Cary Bozeman is rare in having been mayor of two very different cities. From 1976 to 1993 he served on the Bellevue City Council, which elected him to three terms as mayor. Bored with retirement, he moved to Bremerton in 1996 as executive director of the Olympic College Foundation, then in 2001 won election as Bremerton's mayor. There, he's helped initiate the biggest renovation of its downtown since World War II, including a hotel, conference center, parks and civic buildings. It's a remarkable comeback for a politician and a downtown. Bozeman strides the streets of his new city with enthusiasm, explaining how he's going to make lemons into lemonade.
Q: From Bellevue to Bremerton? Are you nuts?

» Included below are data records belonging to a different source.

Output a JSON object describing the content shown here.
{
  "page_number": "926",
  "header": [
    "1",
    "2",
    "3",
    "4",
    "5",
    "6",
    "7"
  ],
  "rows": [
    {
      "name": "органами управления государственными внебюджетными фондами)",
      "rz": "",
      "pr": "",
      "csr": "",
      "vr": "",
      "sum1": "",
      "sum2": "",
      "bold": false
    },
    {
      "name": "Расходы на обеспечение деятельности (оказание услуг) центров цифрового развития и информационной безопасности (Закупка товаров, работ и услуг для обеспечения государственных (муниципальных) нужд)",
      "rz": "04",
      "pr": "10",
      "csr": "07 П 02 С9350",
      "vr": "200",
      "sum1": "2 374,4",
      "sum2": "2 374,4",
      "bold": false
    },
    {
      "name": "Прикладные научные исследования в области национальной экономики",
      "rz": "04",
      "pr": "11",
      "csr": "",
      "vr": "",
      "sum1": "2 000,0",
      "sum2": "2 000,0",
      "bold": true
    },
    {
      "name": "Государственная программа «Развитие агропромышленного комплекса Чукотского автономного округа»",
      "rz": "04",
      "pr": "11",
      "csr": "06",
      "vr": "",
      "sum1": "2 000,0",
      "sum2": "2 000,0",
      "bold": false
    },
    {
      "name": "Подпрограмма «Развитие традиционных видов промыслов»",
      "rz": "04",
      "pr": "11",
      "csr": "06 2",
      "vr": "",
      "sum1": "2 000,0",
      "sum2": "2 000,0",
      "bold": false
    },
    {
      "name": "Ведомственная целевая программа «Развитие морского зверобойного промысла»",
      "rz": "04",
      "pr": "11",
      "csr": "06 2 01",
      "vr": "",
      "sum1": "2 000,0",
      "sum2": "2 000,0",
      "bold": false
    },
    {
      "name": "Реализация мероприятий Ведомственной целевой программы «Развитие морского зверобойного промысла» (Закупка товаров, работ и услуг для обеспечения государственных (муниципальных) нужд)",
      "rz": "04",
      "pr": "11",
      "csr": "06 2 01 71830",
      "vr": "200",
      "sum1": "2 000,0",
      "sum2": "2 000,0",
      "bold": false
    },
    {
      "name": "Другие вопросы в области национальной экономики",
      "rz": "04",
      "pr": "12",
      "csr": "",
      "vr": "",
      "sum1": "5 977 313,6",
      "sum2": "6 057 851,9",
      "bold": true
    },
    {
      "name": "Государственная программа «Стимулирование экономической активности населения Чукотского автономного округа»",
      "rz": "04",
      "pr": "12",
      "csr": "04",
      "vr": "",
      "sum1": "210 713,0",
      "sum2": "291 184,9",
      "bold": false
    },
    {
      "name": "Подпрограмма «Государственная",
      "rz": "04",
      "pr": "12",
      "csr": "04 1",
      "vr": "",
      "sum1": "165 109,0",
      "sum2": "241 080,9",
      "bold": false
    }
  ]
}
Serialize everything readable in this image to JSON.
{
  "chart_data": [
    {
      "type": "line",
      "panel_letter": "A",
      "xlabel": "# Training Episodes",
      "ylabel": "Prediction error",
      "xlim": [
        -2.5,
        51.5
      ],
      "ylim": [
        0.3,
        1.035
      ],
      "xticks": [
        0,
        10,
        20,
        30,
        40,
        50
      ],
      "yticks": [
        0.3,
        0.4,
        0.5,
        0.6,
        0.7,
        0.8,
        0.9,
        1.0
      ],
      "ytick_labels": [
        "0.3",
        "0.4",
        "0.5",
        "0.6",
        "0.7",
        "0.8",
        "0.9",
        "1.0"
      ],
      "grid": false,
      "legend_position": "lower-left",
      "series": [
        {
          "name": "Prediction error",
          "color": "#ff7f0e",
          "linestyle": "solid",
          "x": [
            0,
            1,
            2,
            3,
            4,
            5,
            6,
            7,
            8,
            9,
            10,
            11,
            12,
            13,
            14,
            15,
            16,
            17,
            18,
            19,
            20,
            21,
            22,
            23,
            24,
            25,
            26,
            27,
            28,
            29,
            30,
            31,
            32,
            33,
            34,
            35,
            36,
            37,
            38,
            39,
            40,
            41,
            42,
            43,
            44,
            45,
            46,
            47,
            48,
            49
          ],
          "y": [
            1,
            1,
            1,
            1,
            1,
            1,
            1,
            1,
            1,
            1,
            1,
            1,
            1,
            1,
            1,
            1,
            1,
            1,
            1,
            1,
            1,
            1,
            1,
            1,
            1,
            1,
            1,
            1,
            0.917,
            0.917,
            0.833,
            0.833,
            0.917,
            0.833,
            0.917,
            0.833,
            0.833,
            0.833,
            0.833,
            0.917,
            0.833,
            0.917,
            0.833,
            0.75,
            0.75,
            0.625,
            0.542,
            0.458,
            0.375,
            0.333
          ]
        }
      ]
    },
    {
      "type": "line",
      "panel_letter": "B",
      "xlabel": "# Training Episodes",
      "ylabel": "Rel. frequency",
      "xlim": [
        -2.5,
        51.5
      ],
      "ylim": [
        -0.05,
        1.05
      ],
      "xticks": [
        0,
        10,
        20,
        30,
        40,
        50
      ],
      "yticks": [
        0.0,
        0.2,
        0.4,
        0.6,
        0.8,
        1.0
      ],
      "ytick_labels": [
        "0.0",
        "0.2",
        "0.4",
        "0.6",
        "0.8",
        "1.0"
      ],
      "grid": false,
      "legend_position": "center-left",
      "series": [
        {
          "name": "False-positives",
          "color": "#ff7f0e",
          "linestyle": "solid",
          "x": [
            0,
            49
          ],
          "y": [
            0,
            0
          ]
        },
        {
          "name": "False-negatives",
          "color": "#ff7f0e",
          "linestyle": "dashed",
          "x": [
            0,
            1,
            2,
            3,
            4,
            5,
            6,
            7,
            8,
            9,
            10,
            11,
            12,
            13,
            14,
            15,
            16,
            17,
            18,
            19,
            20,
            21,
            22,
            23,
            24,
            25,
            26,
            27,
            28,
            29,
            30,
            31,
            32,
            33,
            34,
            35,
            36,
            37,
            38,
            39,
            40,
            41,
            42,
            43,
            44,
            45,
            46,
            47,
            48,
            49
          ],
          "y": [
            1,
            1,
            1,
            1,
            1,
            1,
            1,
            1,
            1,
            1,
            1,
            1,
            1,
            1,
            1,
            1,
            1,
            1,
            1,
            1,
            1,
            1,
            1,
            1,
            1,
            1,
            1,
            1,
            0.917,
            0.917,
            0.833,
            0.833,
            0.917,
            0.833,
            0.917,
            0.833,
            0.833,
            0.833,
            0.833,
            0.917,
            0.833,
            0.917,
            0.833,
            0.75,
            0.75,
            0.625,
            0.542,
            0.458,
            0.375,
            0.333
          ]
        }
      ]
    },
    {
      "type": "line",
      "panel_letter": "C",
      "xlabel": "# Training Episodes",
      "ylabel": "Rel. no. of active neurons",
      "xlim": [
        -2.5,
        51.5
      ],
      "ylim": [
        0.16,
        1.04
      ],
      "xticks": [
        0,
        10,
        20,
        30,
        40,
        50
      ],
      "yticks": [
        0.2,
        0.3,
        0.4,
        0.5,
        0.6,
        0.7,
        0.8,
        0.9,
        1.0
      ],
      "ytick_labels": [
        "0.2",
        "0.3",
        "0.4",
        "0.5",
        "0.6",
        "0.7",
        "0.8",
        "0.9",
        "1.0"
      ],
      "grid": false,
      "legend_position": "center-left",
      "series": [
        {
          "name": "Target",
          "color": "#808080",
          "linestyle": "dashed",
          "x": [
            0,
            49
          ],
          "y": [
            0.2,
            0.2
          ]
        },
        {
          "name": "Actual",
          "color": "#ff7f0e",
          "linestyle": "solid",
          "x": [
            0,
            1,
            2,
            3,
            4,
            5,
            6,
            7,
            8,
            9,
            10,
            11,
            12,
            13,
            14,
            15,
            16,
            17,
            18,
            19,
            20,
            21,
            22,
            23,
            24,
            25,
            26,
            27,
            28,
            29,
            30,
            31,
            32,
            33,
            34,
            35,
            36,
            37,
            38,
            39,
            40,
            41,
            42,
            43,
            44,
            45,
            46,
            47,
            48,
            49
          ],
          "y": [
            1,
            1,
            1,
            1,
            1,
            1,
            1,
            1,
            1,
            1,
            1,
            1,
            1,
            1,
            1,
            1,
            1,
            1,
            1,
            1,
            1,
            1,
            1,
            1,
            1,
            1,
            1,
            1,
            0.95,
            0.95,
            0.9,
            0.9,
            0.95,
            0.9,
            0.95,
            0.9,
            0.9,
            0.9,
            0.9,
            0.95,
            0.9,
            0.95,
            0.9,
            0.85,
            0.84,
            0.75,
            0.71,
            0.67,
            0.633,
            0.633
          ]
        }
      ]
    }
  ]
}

A: I fell in love with this place. I bought a house on the water for $200,000.
Q: Didn't Bremerton voters find it weird to have an outsider from Bellevue run for mayor?
A: When I knocked on doors I got encouragement. Nothing had happened downtown for 35 years. People were ready to give somebody new a chance.
Q: What have you done differently to get this renaissance going?
A: You have to provide leadership. I didn't see downtown as a problem, I saw it as an opportunity. The community was using its waterfront to park cars. Wow! We bought all this waterfront land for $4 million. You can't even buy a waterfront home on the Eastside for $4 million.
Q: Is it a tough sell?
A: There was no Starbucks. I couldn't believe it. They said they didn't think there was a market. What, blue-collar people don't drink coffee? Now there's a Starbucks, and it's doing great. I think the state's emerging cities are the ones this size — Wenatchee, Bremerton, Olympia, Anacortes.
Q: How do you court developers?
A: We've got an economic-development director who represents all the departments, who works with the council. You can go to one guy and get an answer.
Q: Who's buying these downtown condos for $300,000 to $1 million?
A: People who want a waterfront home near galleries and theater who can also hop on a passenger ferry next door and be in downtown Seattle in 30 minutes.
Q: Isn't Bremerton a poor community?
A: You've got 8,000 workers in the shipyard averaging $65,000 in pay and benefits. Some of the most sophisticated work in the world is going on here. This is another Boeing — people who are well-educated and high-paid. Now our challenge is to diversify.
Q: What would you tell other mayors?
A: I believe that nothing stands still. You either go backwards or forwards.